Figure 4. Low-dimensional embedding of network layers reveals structure.

(A) Similarity in representations (centered kernel alignment [CKA]) between the trained and the untrained models for each of the five instantiations of the best-performing spatial-temporal models (left and center). CKA between models trained on recognition vs. decoding (right). (B) t-Distributed stochastic neighbor embedding (t-SNE) for each layer of one instantiation of the best-performing spatial-temporal model trained on both tasks. Each data point is a random stimulus sample (N=2000, 50 per stimulus). (C) Representational dissimilarity matrices (RDMs). Character level representation is visualized using percentile RDMs for proprioceptive inputs (left) and final layer features (right) of one instantiation of the best-performing spatio-temporal model trained on the recognition task. (D) Similarity in stimulus representations between RDMs of an Oracle (ideal observer) and each layer for the five instantiations of the action recognition task (ART)-trained models and their untrained counterparts. (E) Decoding error (in cm) along the hierarchy for each model type on the trajectory decoding task. (F) Centered kernel alignment (CKA) between models trained on recognition vs. decoding for the five instantiations of all network types (right).

Figure 4.

Figure 4—figure supplement 1. Extended analysis of network models.
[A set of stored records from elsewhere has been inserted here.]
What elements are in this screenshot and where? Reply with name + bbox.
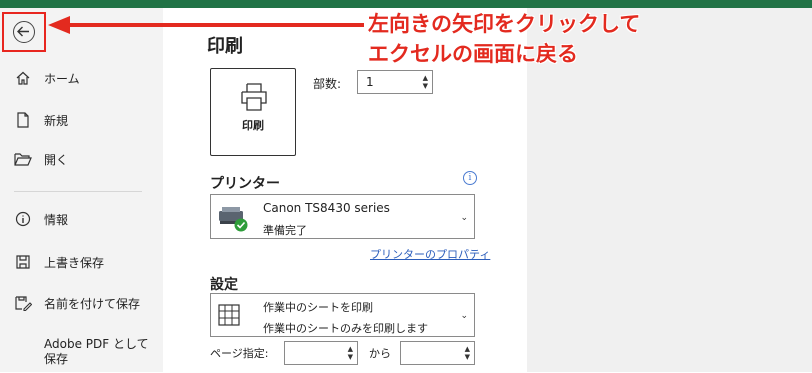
printer-icon: [241, 83, 267, 111]
spin-arrows-icon[interactable]: ▲ ▼: [348, 345, 353, 361]
nav-item-adobe-pdf[interactable]: Adobe PDF として 保存: [44, 337, 149, 373]
printer-properties-link[interactable]: プリンターのプロパティ: [370, 246, 490, 262]
copies-stepper[interactable]: 1 ▲ ▼: [357, 70, 433, 94]
copies-value: 1: [366, 75, 374, 89]
open-folder-icon: [14, 150, 32, 168]
printer-info-icon[interactable]: i: [463, 171, 477, 185]
printer-section-label: プリンター: [210, 176, 280, 192]
print-button-label: 印刷: [242, 119, 264, 132]
info-icon: [14, 210, 32, 228]
save-icon: [14, 253, 32, 271]
annotation-arrow: [48, 16, 364, 34]
printer-device-icon: [219, 207, 248, 232]
nav-item-save[interactable]: 上書き保存: [14, 251, 104, 273]
sidebar-divider: [14, 191, 142, 192]
chevron-down-icon: ⌄: [460, 212, 468, 223]
spin-arrows-icon[interactable]: ▲ ▼: [465, 345, 470, 361]
nav-label: 名前を付けて保存: [44, 296, 141, 311]
page-range-label: ページ指定:: [210, 347, 269, 360]
annotation-line-2: エクセルの画面に戻る: [368, 42, 578, 66]
nav-item-save-as[interactable]: 名前を付けて保存: [14, 292, 140, 314]
nav-item-info[interactable]: 情報: [14, 208, 68, 230]
print-scope-description: 作業中のシートのみを印刷します: [263, 322, 428, 335]
title-bar-strip: [0, 0, 812, 8]
nav-item-new[interactable]: 新規: [14, 109, 68, 131]
new-document-icon: [14, 111, 32, 129]
page-from-input[interactable]: ▲ ▼: [284, 341, 358, 365]
home-icon: [14, 69, 32, 87]
copies-label: 部数:: [313, 77, 342, 91]
nav-label: 情報: [44, 212, 69, 227]
print-scope-title: 作業中のシートを印刷: [263, 301, 373, 314]
page-to-input[interactable]: ▲ ▼: [400, 341, 475, 365]
nav-label: 開く: [44, 152, 69, 167]
backstage-sidebar: [0, 8, 163, 372]
chevron-down-icon: ⌄: [460, 311, 468, 321]
nav-label: Adobe PDF として: [44, 337, 149, 351]
annotation-line-1: 左向きの矢印をクリックして: [368, 12, 641, 36]
back-arrow-icon: [17, 26, 29, 37]
nav-item-home[interactable]: ホーム: [14, 67, 80, 89]
sheet-grid-icon: [218, 304, 240, 326]
page-to-label: から: [369, 347, 391, 360]
printer-dropdown[interactable]: Canon TS8430 series 準備完了 ⌄: [210, 194, 475, 239]
print-scope-dropdown[interactable]: 作業中のシートを印刷 作業中のシートのみを印刷します ⌄: [210, 293, 475, 337]
printer-status: 準備完了: [263, 224, 307, 237]
spin-arrows-icon[interactable]: ▲ ▼: [423, 74, 428, 90]
nav-item-open[interactable]: 開く: [14, 148, 68, 170]
printer-name: Canon TS8430 series: [263, 201, 390, 215]
save-as-icon: [14, 294, 32, 312]
nav-label-line2: 保存: [44, 352, 69, 366]
settings-section-label: 設定: [210, 277, 238, 293]
nav-label: ホーム: [44, 71, 80, 86]
back-button[interactable]: [13, 21, 35, 43]
print-button[interactable]: 印刷: [210, 68, 296, 156]
back-button-highlight: [2, 12, 46, 52]
nav-label: 上書き保存: [44, 255, 105, 270]
nav-label: 新規: [44, 113, 69, 128]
Figure 4—figure supplement 1.

(A) t-Distributed stochastic neighbor embedding (t-SNE) for each layer of the best spatiotemporal and long short-term memory (LSTM) model. Each data point is a random stimulus sample (N=4000, 200 per character). (B) Representational dissimilarity matrices (RDMs) of an ideal observer ‘Oracle’, which by definition has low dissimilarity for different samples of the same character and high dissimilarity for different samples of different characters. Character level representation are calculated through percentile RDMs for proprioceptive inputs and final layer features of one instantiation of the best-performing spatiotemporal and LSTM model trained on recognition task. (C) Centered kernel alignment (CKA) between models trained on recognition vs decoding for all network types (N=50 per network type).